The Science Journal of the American Association for Respiratory Care

2004 OPEN FORUM Abstracts

COST EFFECTIVENESS OF USING LEVABUTEROL VS RACEMIC ALBUTEROL

Larry Lindberg, BS, RRT, Respiratory Care Department, Northside Hospital, Atlanta, GA.

Background:
With the introduction of Levalbuterol (Lev) in our institution we needed to ensure that it would be a cost effective replacement for Racemic Albuterol (Rac).

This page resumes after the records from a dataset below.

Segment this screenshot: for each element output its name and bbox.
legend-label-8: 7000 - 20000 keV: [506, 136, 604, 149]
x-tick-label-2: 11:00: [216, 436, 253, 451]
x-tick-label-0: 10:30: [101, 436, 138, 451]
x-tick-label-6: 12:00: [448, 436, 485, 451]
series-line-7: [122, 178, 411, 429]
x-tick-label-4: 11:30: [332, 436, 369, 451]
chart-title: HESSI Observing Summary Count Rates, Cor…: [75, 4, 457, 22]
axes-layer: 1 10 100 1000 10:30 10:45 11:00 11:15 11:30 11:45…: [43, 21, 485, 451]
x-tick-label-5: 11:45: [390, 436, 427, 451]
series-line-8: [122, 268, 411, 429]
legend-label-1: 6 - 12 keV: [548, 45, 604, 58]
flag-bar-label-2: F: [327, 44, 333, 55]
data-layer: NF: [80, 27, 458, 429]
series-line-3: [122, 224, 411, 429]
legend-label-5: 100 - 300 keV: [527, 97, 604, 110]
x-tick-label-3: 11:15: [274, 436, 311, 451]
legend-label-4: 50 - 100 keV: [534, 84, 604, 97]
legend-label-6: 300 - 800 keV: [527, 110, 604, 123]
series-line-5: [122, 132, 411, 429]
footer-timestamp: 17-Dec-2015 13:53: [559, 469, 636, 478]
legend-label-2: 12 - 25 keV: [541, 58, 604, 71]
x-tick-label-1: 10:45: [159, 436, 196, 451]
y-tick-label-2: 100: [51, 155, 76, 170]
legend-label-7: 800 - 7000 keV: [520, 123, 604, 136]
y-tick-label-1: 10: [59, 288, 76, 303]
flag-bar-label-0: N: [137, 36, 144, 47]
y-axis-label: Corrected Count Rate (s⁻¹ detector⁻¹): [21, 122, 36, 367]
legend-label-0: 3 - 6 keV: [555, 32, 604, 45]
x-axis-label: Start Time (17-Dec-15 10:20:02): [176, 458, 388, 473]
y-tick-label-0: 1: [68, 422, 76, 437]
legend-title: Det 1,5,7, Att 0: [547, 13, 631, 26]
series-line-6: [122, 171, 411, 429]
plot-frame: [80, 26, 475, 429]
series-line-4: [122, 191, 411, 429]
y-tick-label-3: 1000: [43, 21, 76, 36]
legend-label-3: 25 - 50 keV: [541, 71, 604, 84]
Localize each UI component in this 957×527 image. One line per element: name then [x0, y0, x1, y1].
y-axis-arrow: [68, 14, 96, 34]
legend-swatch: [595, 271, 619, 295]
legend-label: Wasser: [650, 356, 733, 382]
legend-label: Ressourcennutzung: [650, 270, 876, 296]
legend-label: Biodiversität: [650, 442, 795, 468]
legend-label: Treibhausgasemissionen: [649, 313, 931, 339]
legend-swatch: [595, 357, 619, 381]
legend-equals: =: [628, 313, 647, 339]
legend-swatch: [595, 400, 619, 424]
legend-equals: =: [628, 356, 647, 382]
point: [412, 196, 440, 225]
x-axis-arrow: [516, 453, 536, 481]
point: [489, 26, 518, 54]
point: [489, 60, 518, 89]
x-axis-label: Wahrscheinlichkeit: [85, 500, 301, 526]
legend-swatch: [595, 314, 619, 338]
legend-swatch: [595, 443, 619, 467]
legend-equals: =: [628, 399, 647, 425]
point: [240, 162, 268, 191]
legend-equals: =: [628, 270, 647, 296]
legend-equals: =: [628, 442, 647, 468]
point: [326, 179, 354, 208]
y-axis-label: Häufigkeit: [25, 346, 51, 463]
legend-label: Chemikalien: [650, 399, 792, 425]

Method: In an attempt to quantify cost, we utilized our departmental information system to collect and extract data on the number of patients and treatments delivered with Rac vs. Lev from November 1997-October 1999 and November 2000- October 2002 for each group respectively. The data includes both ventilated and non-ventilated patients of all age groups. By collecting a large sample size for each group, we believe they are of similar content with respect to demographics, disease state, and severity. To determine the financial impact of this study, if any, we looked at both labor cost per procedure and drug cost (Average Wholesale Price of 3ml unit dose) for each group. Labor costs were derived using the AARC Respiratory Therapist Human Resources survey-2000 projected mean salary for a Therapist/Technician of $16.66 per hour and a time standard of 13.8 minutes per therapy.

Results: In our Rac group we had 4,780 patients who received 118,905 treatments for an average of 25.0 treatments per patient. In our Lev group we had 4,970 patients who received 56,238 treatments for an average of 11.3 treatments per patient. We realized a reduction on average of 13.7 treatments per patient stay and a 53% reduction in total therapies in the Lev group. We determined a potential cost savings based on this reduction of $156,332 over a two-year period for the Lev group. In addition to the cost benefit, the reduction in number of therapies has aided us in avoiding concurrent therapy despite an increase in the number of patients. As discussed in the AARC White Paper on Concurrent Therapy, this has many potential benefits including JCAHO compliance and reduction in both medical and billing errors.

Conclusion: Based upon these findings, we believe the use of Lev can be considered a cost effective and more efficient alternative to Rac when used according to package insert dosing guidelines.